Oireachtas Joint and Select Committees
Tuesday, 22 November 2016
Joint Oireachtas Committee on Agriculture, Food and the Marine
Impact of the UK Referendum on Membership of the EU on the Irish Agrifood and Fisheries Sectors: Teagasc
4:00 pm
Dr. Kevin Hanrahan:
Those implications are forced a little bit on vets regarding product licensing on either side of the Border. Vets on either side of the Border might be using similar products. However, as licensing arrangements diverge between Ireland and the UK, some of those day to day decisions which vets and farmers make will be impacted in ways we cannot foresee. Things they do currently without thinking about them will no longer be possible.

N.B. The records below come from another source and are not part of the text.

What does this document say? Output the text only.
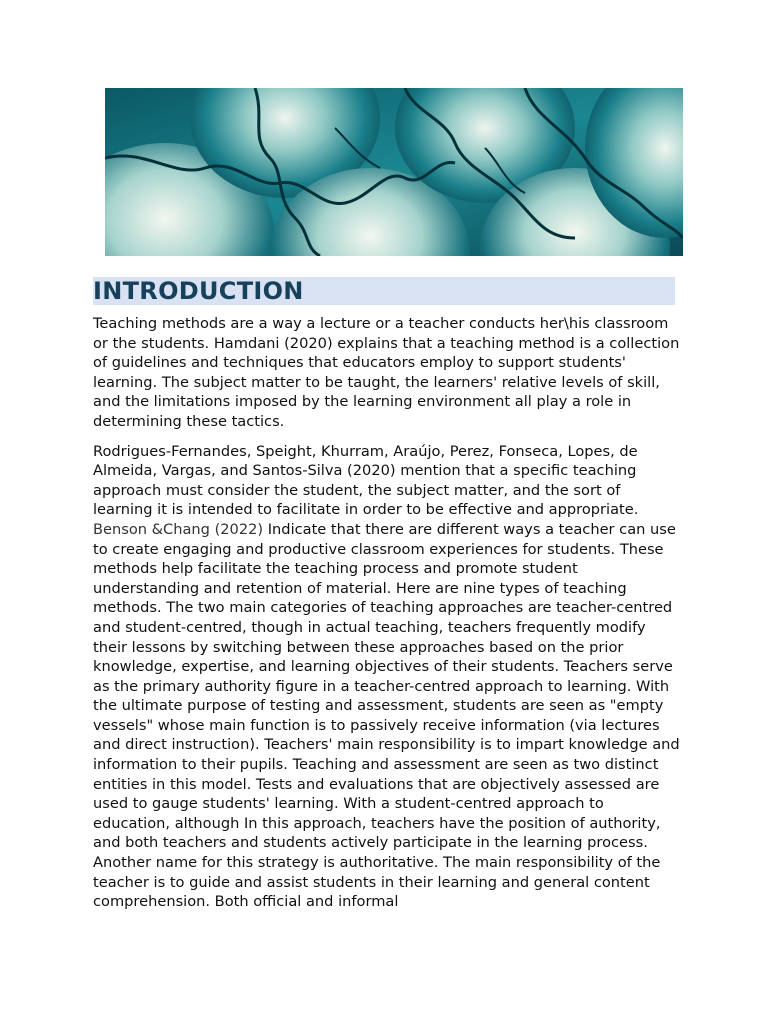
INTRODUCTION

Teaching methods are a way a lecture or a teacher conducts her\his classroom or the students. Hamdani (2020) explains that a teaching method is a collection of guidelines and techniques that educators employ to support students' learning. The subject matter to be taught, the learners' relative levels of skill, and the limitations imposed by the learning environment all play a role in determining these tactics.

Rodrigues-Fernandes, Speight, Khurram, Araújo, Perez, Fonseca, Lopes, de Almeida, Vargas, and Santos-Silva (2020) mention that a specific teaching approach must consider the student, the subject matter, and the sort of learning it is intended to facilitate in order to be effective and appropriate. Benson &Chang (2022) Indicate that there are different ways a teacher can use to create engaging and productive classroom experiences for students. These methods help facilitate the teaching process and promote student understanding and retention of material. Here are nine types of teaching methods. The two main categories of teaching approaches are teacher-centred and student-centred, though in actual teaching, teachers frequently modify their lessons by switching between these approaches based on the prior knowledge, expertise, and learning objectives of their students. Teachers serve as the primary authority figure in a teacher-centred approach to learning. With the ultimate purpose of testing and assessment, students are seen as "empty vessels" whose main function is to passively receive information (via lectures and direct instruction). Teachers' main responsibility is to impart knowledge and information to their pupils. Teaching and assessment are seen as two distinct entities in this model. Tests and evaluations that are objectively assessed are used to gauge students' learning. With a student-centred approach to education, although In this approach, teachers have the position of authority, and both teachers and students actively participate in the learning process. Another name for this strategy is authoritative. The main responsibility of the teacher is to guide and assist students in their learning and general content comprehension. Both official and informal
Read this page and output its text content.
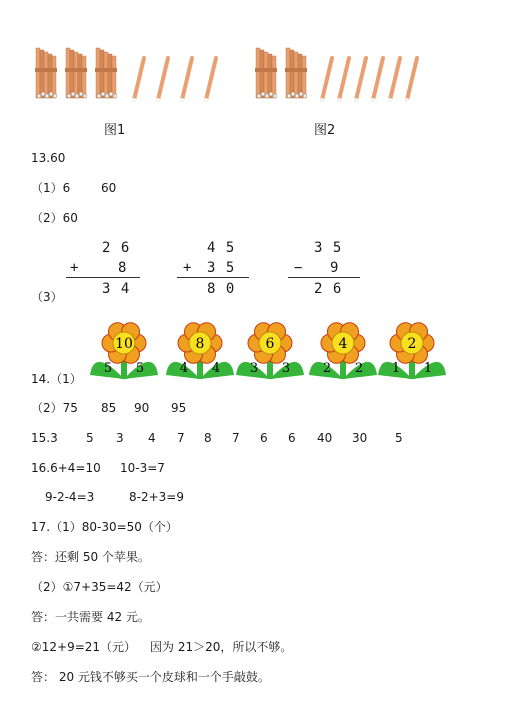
图1	图2
13.60
（1）6	60
（2）60
2 6
+	8
3 4
4 5
+ 3 5
8 0
3 5
− 9
2 6
（3）
10
5 5
8
4 4
6
3 3
4
2 2
2
1 1
14.（1）
（2）75 85 90 95
15.3 5 3 4 7 8 7 6 6 40 30 5
16.6+4=10 10-3=7
9-2-4=3	8-2+3=9
17.（1）80-30=50（个）
答：还剩 50 个苹果。
（2）①7+35=42（元）
答：一共需要 42 元。
②12+9=21（元） 因为 21＞20，所以不够。
答： 20 元钱不够买一个皮球和一个手敲鼓。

Deputy Thomas Pringle asked whether we had revisited the analysis, and it is clear that we have not yet done so. We are still in a fog regarding what the UK will be seeking and what the EU will be willing or unwilling to give. Our opening statement commits us to being ready to do this analysis once we get a tiny bit more clarity on what the possible scenarios are. It is an infinite set of possibilities and we could be employed forever trying to do them. We want to start to do the ones that are most politically likely, given that this is where the interest will fall.
The numbers provided in the report, in terms of the magnitude of the trade destruction we are looking at if the UK exited, are based largely on similar work the ESRI did for the Department of Finance, which was based on work done by US economists Hufbauer and Schott. It used a gravity model of trade and examined the extent to which being a member of the EU leads members to trade more with one another than with non-members. Economists examined it in terms of trade in all merchandise, non-agricultural merchandise and agricultural merchandise. They did the latter analysis given that tariff barriers to trade in agricultural products are still much higher than in non-agricultural manufacturing goods. They found the impact of membership of the EU across all merchandise trade was approximately 21%. All things being equal, trade was 21% higher if one was a member of the EU. We and our colleagues in the ESRI use the estimate as a proxy for what would be destroyed if one left the EU.

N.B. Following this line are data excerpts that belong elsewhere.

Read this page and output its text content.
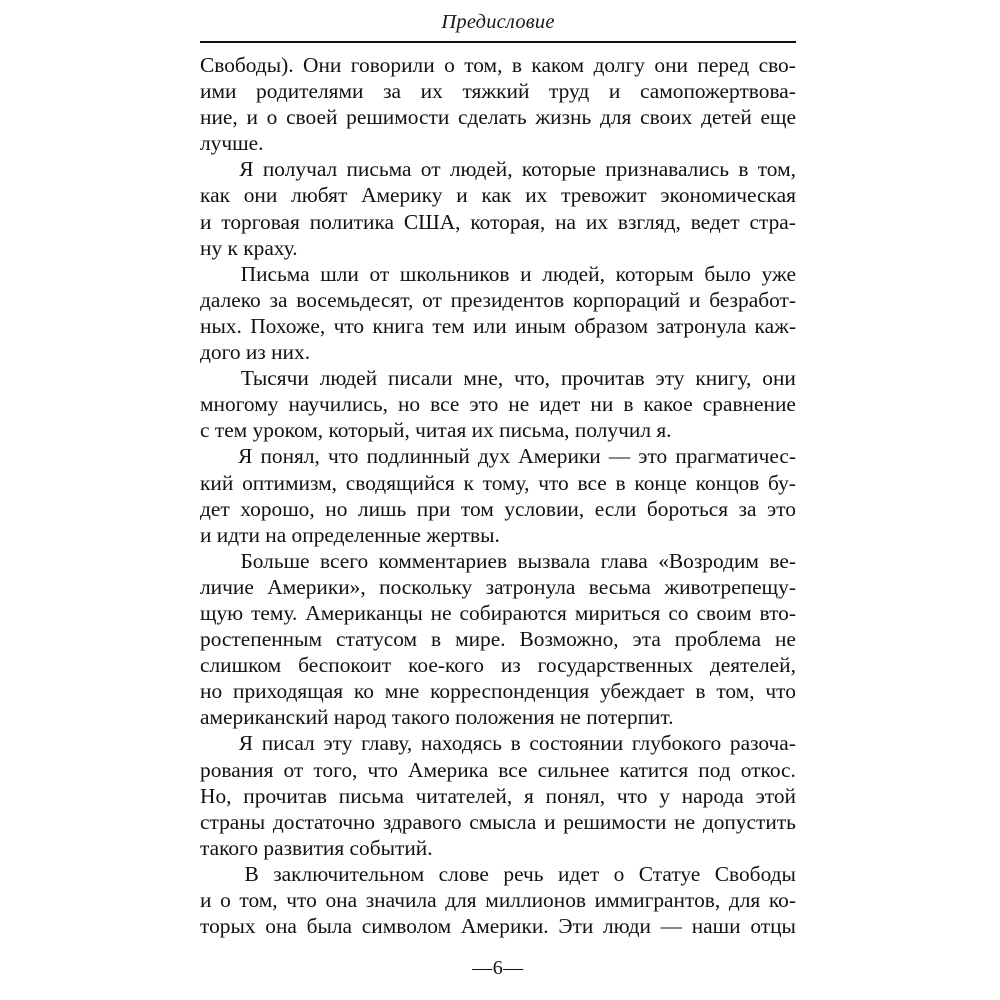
Предисловие

Свободы). Они говорили о том, в каком долгу они перед сво-
ими родителями за их тяжкий труд и самопожертвова-
ние, и о своей решимости сделать жизнь для своих детей еще
лучше.

Я получал письма от людей, которые признавались в том,
как они любят Америку и как их тревожит экономическая
и торговая политика США, которая, на их взгляд, ведет стра-
ну к краху.

Письма шли от школьников и людей, которым было уже
далеко за восемьдесят, от президентов корпораций и безработ-
ных. Похоже, что книга тем или иным образом затронула каж-
дого из них.

Тысячи людей писали мне, что, прочитав эту книгу, они
многому научились, но все это не идет ни в какое сравнение
с тем уроком, который, читая их письма, получил я.

Я понял, что подлинный дух Америки — это прагматичес-
кий оптимизм, сводящийся к тому, что все в конце концов бу-
дет хорошо, но лишь при том условии, если бороться за это
и идти на определенные жертвы.

Больше всего комментариев вызвала глава «Возродим ве-
личие Америки», поскольку затронула весьма животрепещу-
щую тему. Американцы не собираются мириться со своим вто-
ростепенным статусом в мире. Возможно, эта проблема не
слишком беспокоит кое-кого из государственных деятелей,
но приходящая ко мне корреспонденция убеждает в том, что
американский народ такого положения не потерпит.

Я писал эту главу, находясь в состоянии глубокого разоча-
рования от того, что Америка все сильнее катится под откос.
Но, прочитав письма читателей, я понял, что у народа этой
страны достаточно здравого смысла и решимости не допустить
такого развития событий.

В заключительном слове речь идет о Статуе Свободы
и о том, что она значила для миллионов иммигрантов, для ко-
торых она была символом Америки. Эти люди — наши отцы

—6—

The analysis also examined trade in agricultural merchandise and non-agricutural merchandise, given that they are different in terms of how tariffs work. The proportional impact the American economists found for agricultural trade was very large, over 50%. Would this level of destruction arise if the UK left the EU in terms of the trade relationships between Ireland and the UK? These are the dimensions we examined in terms of what led us to the €150 million versus the €800 million in addition to trying to think about the fact that if we cannot ship our beef or cheese or whatever to the UK, it will not disappear but will find an alternative market. We asked to what extent we need to change the price to get into those markets. As the Deputy rightly pointed out, getting a new market for Irish cheddar is not easy. If it were easy, we would already be in there. Often, it is sensible to assume that to get the market one would have to accept a lower price point, but how much lower? We have no hard evidence on how much lower the price would have to be, given that this has never happened before.
We use two very blunt assumptions. The product would not just disappear and we would still be creating the beef and cheese, and what we were not shipping to the UK would find another market, but at a lower price. We have two price points, namely minus 15% and minus 30%. Those four key assumptions are what creates the range of impacts in the paper between €150 million and €800 million.
By my guess, the finding that Irish agrifood trade with the UK would fall by 50% is too large because many other factors drive that trade. For example, we are nearest neighbours, we have similar cultures and culinary preferences and there is a high degree of integration between the agrifood industries on both sides of the water and North and South. There are many reasons to expect that, even after Brexit, Irish-UK agrifood trade will continue to be important. It will not shrink by half, although it will probably shrink in value, if not also volume, over time.
Developing new markets is not Teagasc's remit, but Bord Bia's. I have been present for statements by Bord Bia where it was actively helping the agrifood sector to develop new markets.
Does Mr. Donnellan wish to take Deputy Penrose's questions?